程砚之感受着手腕上的力度和冰凉,缓缓点了点头,反手拍了拍庄启明的手背,温声道:“庄先生,您别急。这件事交给我。我会用最快、最稳妥的方式帮您处理。您和家人的安全是第一位的。”
他顿了顿,状似无意地提醒:“对了,您刚才说的情况,还有其他人知道吗?比如亲戚朋友,或者……其他中介?”
“没有!绝对没有!”庄启明发誓,“云婉连她爸妈都不敢告诉,怕他们担心。我只告诉了你。程经理,这件事……”
“您放心,”程砚之接过话头,语气斩钉截铁,“客户的隐私是我们的生命线。今晚您对我说的一切,出您的口,入我的耳,绝不会再有第三人知道。”
庄启明像是被抽干了所有力气,瘫软在座椅上,喃喃道:“谢谢……谢谢……”
又安抚了庄启明几句,约定明天一早就去别墅拍照评估,尽快挂出信息,程砚之才将几乎虚脱的客户送上出租车。

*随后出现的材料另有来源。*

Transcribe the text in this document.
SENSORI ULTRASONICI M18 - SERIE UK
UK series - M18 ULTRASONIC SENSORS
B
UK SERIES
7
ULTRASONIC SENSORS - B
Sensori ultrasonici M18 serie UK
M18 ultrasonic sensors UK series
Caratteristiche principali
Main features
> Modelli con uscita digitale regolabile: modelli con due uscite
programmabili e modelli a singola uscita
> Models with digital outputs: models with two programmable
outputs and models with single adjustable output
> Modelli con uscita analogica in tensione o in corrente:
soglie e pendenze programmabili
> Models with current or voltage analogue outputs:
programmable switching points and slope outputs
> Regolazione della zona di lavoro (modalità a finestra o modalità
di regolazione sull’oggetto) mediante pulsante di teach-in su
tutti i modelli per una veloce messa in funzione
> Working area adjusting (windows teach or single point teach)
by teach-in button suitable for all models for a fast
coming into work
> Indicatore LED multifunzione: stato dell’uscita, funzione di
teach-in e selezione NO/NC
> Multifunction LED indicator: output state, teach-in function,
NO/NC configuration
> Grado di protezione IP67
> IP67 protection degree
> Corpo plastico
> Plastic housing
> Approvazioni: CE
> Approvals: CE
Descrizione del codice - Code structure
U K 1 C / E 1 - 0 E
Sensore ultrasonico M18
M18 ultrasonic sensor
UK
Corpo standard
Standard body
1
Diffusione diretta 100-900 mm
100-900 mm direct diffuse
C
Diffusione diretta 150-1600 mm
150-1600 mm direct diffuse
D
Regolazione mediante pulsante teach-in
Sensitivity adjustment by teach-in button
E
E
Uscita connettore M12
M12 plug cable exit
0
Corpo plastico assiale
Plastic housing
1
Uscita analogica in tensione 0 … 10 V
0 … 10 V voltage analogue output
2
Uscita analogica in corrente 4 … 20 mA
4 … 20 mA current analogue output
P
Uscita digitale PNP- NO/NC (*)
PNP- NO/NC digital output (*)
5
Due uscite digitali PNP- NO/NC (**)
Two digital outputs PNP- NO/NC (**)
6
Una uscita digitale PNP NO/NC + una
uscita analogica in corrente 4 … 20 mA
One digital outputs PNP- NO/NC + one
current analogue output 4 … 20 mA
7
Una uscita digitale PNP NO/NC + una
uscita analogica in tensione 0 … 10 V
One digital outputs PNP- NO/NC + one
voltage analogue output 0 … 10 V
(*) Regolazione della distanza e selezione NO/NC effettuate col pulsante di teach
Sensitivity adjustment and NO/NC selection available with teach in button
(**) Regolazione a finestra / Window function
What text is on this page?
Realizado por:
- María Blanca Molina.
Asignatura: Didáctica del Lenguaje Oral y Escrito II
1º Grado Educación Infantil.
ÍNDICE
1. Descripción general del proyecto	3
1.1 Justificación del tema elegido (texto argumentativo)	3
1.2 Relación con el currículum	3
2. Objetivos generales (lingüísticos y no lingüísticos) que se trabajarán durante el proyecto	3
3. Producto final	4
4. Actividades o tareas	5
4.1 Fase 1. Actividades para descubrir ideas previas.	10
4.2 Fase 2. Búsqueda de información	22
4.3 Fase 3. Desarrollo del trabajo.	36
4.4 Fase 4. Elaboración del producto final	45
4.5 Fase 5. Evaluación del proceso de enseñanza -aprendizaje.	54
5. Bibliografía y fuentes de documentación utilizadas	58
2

看着尾灯消失在凌晨空旷的街道尽头,程砚之脸上所有关切和凝重瞬间褪去。他慢慢走回自己的车边,没有立刻上车,而是靠在车门上,点燃了一支烟。
烟雾缭绕中,他嘴角勾起一抹冰冷而愉悦的弧度。
闹鬼?当然会闹鬼。那些排气管里的头发,回声电话,自动开启的电视,浴室帘上的手印……每一桩,每一件,都是他过去半年里,利用装修监理的便利,一次次深夜潜入,精心布置的“节目”。
青岚山8号,那栋漂亮的别墅,就像一个巨大的捕兽夹。而庄启明一家,是他亲手选中的、踏入陷阱的猎物。
他吐出最后一个烟圈,用鞋尖碾灭烟头。
拆迁公告虽然还没正式张贴,但他从规划局的老同学那里得到的消息绝对可靠:下个月,青岚山片区整体征收,建设生态公园。像8号别墅那种占地面积的独栋,拆迁补偿款初步评估在一千两百万左右。
而他,只需要用不到市价七成的钱,从被“鬼”吓破胆的庄启明手里买回这栋房子。
程砚之拉开车门,坐进驾驶座。车载屏幕的冷光映亮他毫无表情的脸。
他想起半年前签约时,庄启明身边的妻子顾云婉。那个曾经在他最落魄时提出分手,转身嫁给了这个“儒雅作家”的女人。当时她挽着庄启明的手臂,笑容温婉,看向他时眼神平静无波,仿佛他只是个普通的房产经理。
程砚之发动汽车,引擎低沉轰鸣。
他不知道的是,就在不远处街角的阴影里,一辆黑色轿车安静地停着。车里的人,举着带有长焦镜头的相机,清晰拍下了他与庄启明在麦当劳交谈、送别、以及他独自抽烟时脸上那一闪而逝的冷笑的全部过程。
车内的拍摄者,手指抚过唇上贴着的、略显僵硬的山羊胡子,眼底深处,是一片沉寂多年的、冰冷的恨意。